Sagina namadgi
L.G.Adams Native PearlwortPerennial with fibrous roots, often adventitious from nodes; glabrous. Stems lax, diffusely branching and often stoloniferous, 2–15 cm long; basal leaf-rosette absent at anthesis. Leaves sessile, linear, acute or mucronulate, glabrous, 4–10 mm long, 0.3–0.5 mm wide. Flowers 4-merous; pedicels erect, 4–15 mm long, in fruit at first sharply deflexed below capsule, later erect; calyx glabrous, sepals broad-ovate to suborbicular, with narrow-scarious margins, c. 1.5 mm long at anthesis, appressed to ripe fruit and then c. 2 mm long; petals broad-obovate, entire, white, half to three-quarters sepal length; stamens 4 or 8; styles 3–4. Capsule broad-ovoid to subglobose, 1.5–2 times sepal length; seeds dark brown, grey or black, tumid-reniform to subglobose, not grooved dorsally, bluntly colliculate, 0.4–0.5 mm long. Flowers Jan.

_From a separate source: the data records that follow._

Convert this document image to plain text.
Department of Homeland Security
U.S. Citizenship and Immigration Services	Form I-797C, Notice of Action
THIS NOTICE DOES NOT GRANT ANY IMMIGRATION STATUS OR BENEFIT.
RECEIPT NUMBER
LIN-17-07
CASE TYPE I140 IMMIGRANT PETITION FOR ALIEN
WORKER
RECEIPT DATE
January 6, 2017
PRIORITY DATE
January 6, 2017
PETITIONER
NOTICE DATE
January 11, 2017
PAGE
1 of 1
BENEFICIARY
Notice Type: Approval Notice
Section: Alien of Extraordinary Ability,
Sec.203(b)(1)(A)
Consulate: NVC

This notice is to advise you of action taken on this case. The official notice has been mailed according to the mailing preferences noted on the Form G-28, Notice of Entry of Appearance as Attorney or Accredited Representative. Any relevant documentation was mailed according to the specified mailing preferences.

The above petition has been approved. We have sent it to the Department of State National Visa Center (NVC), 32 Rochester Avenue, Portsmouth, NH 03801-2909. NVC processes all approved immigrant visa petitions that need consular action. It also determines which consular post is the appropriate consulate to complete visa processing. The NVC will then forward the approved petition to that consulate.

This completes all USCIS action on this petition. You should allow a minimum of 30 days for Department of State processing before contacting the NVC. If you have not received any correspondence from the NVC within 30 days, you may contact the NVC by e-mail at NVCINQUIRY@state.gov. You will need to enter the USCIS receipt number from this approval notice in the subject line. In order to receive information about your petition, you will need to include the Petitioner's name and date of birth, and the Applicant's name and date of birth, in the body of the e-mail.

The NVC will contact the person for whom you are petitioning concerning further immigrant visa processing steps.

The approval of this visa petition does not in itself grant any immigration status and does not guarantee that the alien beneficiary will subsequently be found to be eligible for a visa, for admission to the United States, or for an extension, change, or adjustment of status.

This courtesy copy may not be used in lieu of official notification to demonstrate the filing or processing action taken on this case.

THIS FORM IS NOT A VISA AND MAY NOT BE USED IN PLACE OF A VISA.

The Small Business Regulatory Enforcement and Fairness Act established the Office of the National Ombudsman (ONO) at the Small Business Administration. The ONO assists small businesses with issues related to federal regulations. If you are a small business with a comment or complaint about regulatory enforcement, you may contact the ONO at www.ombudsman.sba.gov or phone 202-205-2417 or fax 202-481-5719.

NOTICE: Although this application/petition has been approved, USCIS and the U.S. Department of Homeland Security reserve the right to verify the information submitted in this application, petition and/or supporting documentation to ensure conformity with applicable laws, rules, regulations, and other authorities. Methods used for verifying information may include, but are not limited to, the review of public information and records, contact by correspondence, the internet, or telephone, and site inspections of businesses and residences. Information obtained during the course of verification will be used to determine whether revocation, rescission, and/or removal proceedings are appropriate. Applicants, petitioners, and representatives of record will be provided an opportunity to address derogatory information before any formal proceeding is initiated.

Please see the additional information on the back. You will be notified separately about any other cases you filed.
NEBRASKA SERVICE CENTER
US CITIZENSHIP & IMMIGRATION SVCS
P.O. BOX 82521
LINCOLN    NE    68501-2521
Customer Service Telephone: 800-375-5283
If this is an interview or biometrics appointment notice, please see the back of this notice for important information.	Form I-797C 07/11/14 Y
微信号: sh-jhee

VAlp. Also NSW, Tas. Indigenous to subalpine flushes and creek margins in cool-temperate eastern Australia. In Victoria known only from Dinner and Dargo Plains near Mt Hotham, but likely to be more widespread in alps.
An inconspicuous plant, no doubt overlooked in many situations (or passed over in mistake for the adventive S. procumbens).
Adams, L.G. (1996). Caryophyllaceae. In: Walsh, N.G.; Entwisle, T.J., Flora of Victoria Vol. 3, Dicotyledons Winteraceae to Myrtaceae, pp. 228–271. Inkata Press, Melbourne.